I don’t mind worrying when I’ve got something real to worry about. But some problems that get talked about a lot don’t seem to me to be real problems. One of them may surprise you—it is the ‘problem’ of automation.
I don’t doubt that there is such a thing as automation or that it’s intellectually exciting and economically important. But the argument is often made that automation represents a second industrial revolution, that it means a spectacular increase in productivity, and that it threatens catastrophic unemployment.
Suppose that the prophets of a second industrial revolution are right. Is there danger of mass technological unemployment? I don’t think so, though neither would I accept the Pollyanna position that all such transitions are accomplished smoothly and automatically. The real problems of rapid technological change … come mainly from the fact that when production processes change rapidly, certain specific kinds of labor may become obsolete. This means that groups of individuals who have built up a considerable investment in a particular kind of skill over a lifetime may find themselves taking a sudden capital loss on that skill. This is a very uncomfortable kind of loss to experience, and the human cost can be very great.
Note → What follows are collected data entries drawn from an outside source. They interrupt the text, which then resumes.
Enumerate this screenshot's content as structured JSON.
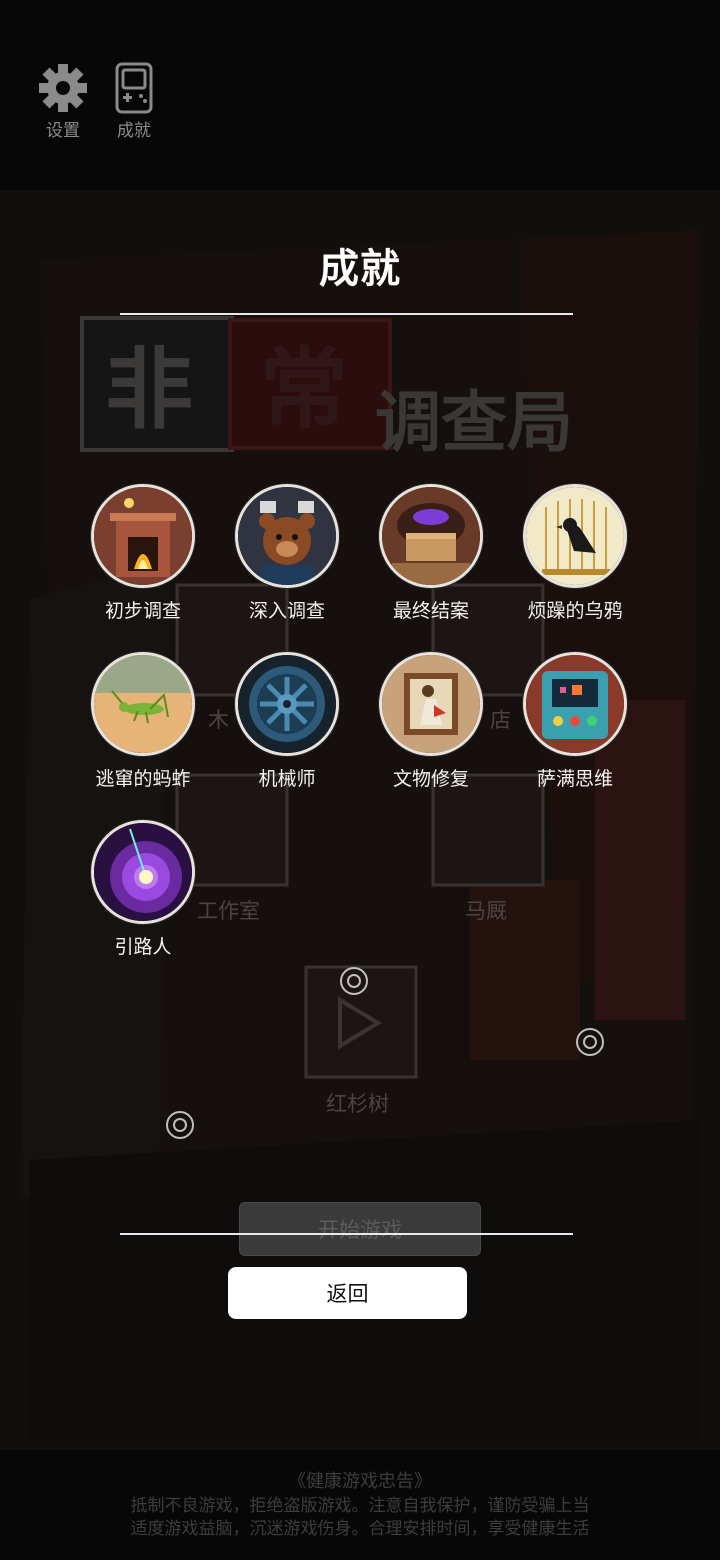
{
  "top_menu": {
    "settings_label": "设置",
    "achievements_label": "成就"
  },
  "background": {
    "game_logo": "非常调查局",
    "levels": [
      {
        "label": "木"
      },
      {
        "label": "店"
      },
      {
        "label": "工作室"
      },
      {
        "label": "马厩"
      },
      {
        "label": "红杉树"
      }
    ],
    "start_button": "开始游戏"
  },
  "dialog": {
    "title": "成就",
    "achievements": [
      {
        "name": "初步调查",
        "icon": "fireplace-icon"
      },
      {
        "name": "深入调查",
        "icon": "bear-mask-icon"
      },
      {
        "name": "最终结案",
        "icon": "treasure-chest-icon"
      },
      {
        "name": "烦躁的乌鸦",
        "icon": "caged-crow-icon"
      },
      {
        "name": "逃窜的蚂蚱",
        "icon": "grasshopper-icon"
      },
      {
        "name": "机械师",
        "icon": "gear-wheel-icon"
      },
      {
        "name": "文物修复",
        "icon": "painting-icon"
      },
      {
        "name": "萨满思维",
        "icon": "control-panel-icon"
      },
      {
        "name": "引路人",
        "icon": "purple-vortex-icon"
      }
    ],
    "back_button": "返回"
  },
  "health_notice": {
    "title": "《健康游戏忠告》",
    "line1": "抵制不良游戏，拒绝盗版游戏。注意自我保护，谨防受骗上当",
    "line2": "适度游戏益脑，沉迷游戏伤身。合理安排时间，享受健康生活"
  }
}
I would favor society bearing some portion of this loss, either through substantial retraining programs, or perhaps through something analogous to a carry-back of loss offsets in the personal income tax. But these are problems of adjustment, not of catastrophe. They do not suggest that automation does or can mean the impossibility of everybody finding a job while at the same time everybody still hungers enough for goods to want to work for a living. That is simply a fallacy.